You start at 9 and finish at 5 most days, or as most of us do, 8.40-6ish (6ish meaning between 5.30 and 7). It' snot just that we are relatively inefficient as we are new to the job, but also because the boring mundane jobs tend to get left til last, like printing blood forms for the following morning, printing out radiology reports to stick in notes etc.
Being able to survive without food during working hours is a skill worth mastering. You may be lucky if you took lunch with you, and get to eat it over your PC whilst on hold to switchboard, accessing results etc on the PC and signing off filing. This however doesn't help digestion, and you may not want to read this report or this report about the cleanliness of NHS keyboards if you do eat lunch this way.
If you are lucky then your ward SHO won;t have too many patients to see on other wards; clinics to attend to, or be on nights / receiving. under these circumstances they will help you with some of your tasks. if not, the prioritisation of what needs to be done now, today, or even this week is essential. achieving the list of jobs requiring doing between successive wardrounds is a skill, especially if there are only 2 days between ward rounds.

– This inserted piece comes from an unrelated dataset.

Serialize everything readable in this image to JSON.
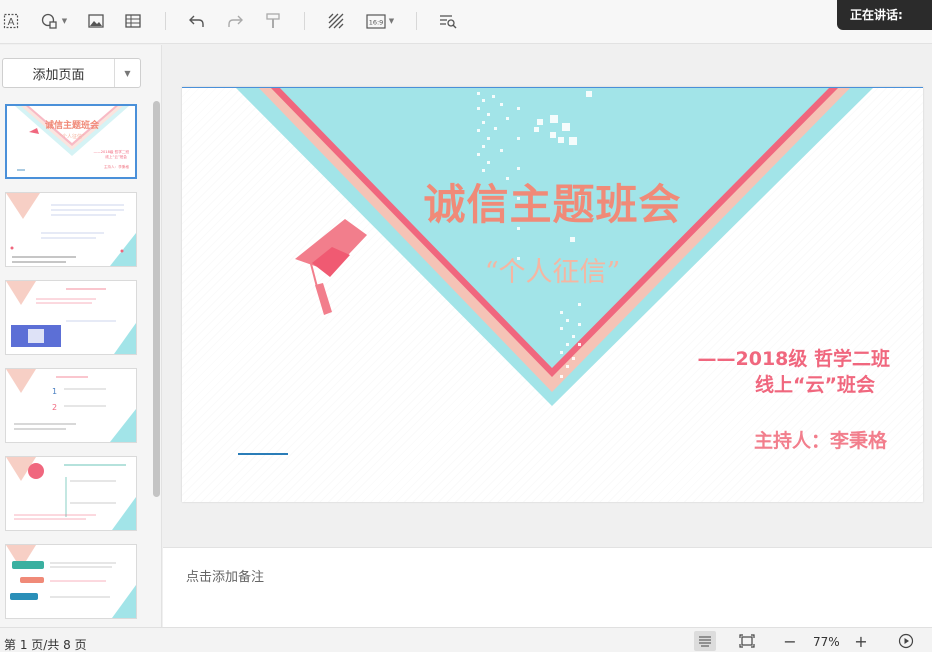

A skill not taught in medical school. How to present you patient in 3 paragraphs and explain to another specialist why you want them to come and see your patient and what you want them to do when they do so. This is often followed by a phone call from them wanting 200 bits of info - 50 of which you don't have and half of those are such that you cannot bluff them. this may necessitate ordering more blood tests, radiology etc, prior to the specialist coming to see your patient. This is especially difficult if the specialist is based at a different hospital as you need to obtain a phone number for the person, and then maybe a fax number to send the letter, and they always page you back when you are not near the notes for the patient concerned.
Finally, ward cover:
After 5pm, and at weekends, you may suddenly go from looking after one ward to looking after 7 or 8. Each nurse assumes you have an encyclopaedic knowledge of their patient, and as such may not use names when referring to 'my wee man in room 3'. You may also start to hate your colleagues who have left 'the venflon no one has managed to do all day' or 'they need some fluids writing up but they have a special regime which isn't written down'. But you are fully aware that you may have done the same on nights when you just wanted to get away...
But in your first month all these can be forgiven on the day you pop into the medical business centre and find in your pigeon hole, a small self sealed perforated envelope with your name on it. Upon opening you see that the NHS has decided to reward this work, which is much like an onward progression of your final year med student shadowing role with a sum of money.